Florence + The Machine
Ceremonials
Republic • 2011 • ab 46.99€
Auch nicht ganz einfach dürfte es für Florence & The Machine gewesen sein einen Nachfolger für das überaus erfolgreiche zweite Album zu produzieren. Wie üblich könnte man an dieser Stelle dann den Aufstand proben oder aber auf Bewährtes setzen.
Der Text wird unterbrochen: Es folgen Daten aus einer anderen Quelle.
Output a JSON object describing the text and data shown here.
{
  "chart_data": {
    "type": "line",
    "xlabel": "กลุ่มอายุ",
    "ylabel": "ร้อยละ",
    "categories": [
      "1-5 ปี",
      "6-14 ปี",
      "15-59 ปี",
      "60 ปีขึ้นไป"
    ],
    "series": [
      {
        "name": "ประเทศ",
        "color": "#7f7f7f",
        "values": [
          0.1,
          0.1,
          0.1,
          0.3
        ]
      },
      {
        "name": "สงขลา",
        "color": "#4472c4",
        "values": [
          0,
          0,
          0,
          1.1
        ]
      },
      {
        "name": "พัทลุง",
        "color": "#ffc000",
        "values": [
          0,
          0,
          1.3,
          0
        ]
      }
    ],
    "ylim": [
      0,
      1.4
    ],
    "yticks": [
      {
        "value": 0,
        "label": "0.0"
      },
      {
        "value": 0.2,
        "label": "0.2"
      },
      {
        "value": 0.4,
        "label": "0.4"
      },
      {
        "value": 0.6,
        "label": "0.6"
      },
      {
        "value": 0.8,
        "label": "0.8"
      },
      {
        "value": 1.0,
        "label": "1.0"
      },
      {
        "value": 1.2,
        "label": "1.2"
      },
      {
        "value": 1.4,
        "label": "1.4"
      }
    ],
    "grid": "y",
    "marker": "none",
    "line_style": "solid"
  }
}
Ceremonials geht den einfachen Weg, räumt der charismatischen Frontfrau viel Raum ein, baut darum ein opulentes Gerüst aus Klavier, Harve, Chören, Gitarren und Multitracking auf und am Ende sind wahrscheinlich alle glücklicher als mit einem 4-Spur-Freejazz-Album, mit dem man sich vorgaukelt, ach so unabhängig geblieben zu sein. Solide Lebensbejahung für verzagte Kunst- und Medienstudentinnen.

Mayer Hawthorne
How Do You Do HHV Bundle
Universal Republic • 2011 • ab 16.99€
Tierisch auf die Eier geht mir mittlerweile Mayer Hawthornes Hausfrauen-Soul. Dieser goofy Whiteboy-Charme war zu Beginn seiner Karriere irgendwie noch charmant, mittlerweile bei Universal angekommen, driftet mir das aber alles zu arg in die Soccer Mom Ecke ab. Da lobt man sich einen Aloe Blacc, der bei noch wesentlich größerem Erfolg nie etwas derart belangloses wie Finally Falling veröffentlicht hat. How Do You Do wird dennoch oder gerade deswegen viele Menschen glücklich machen.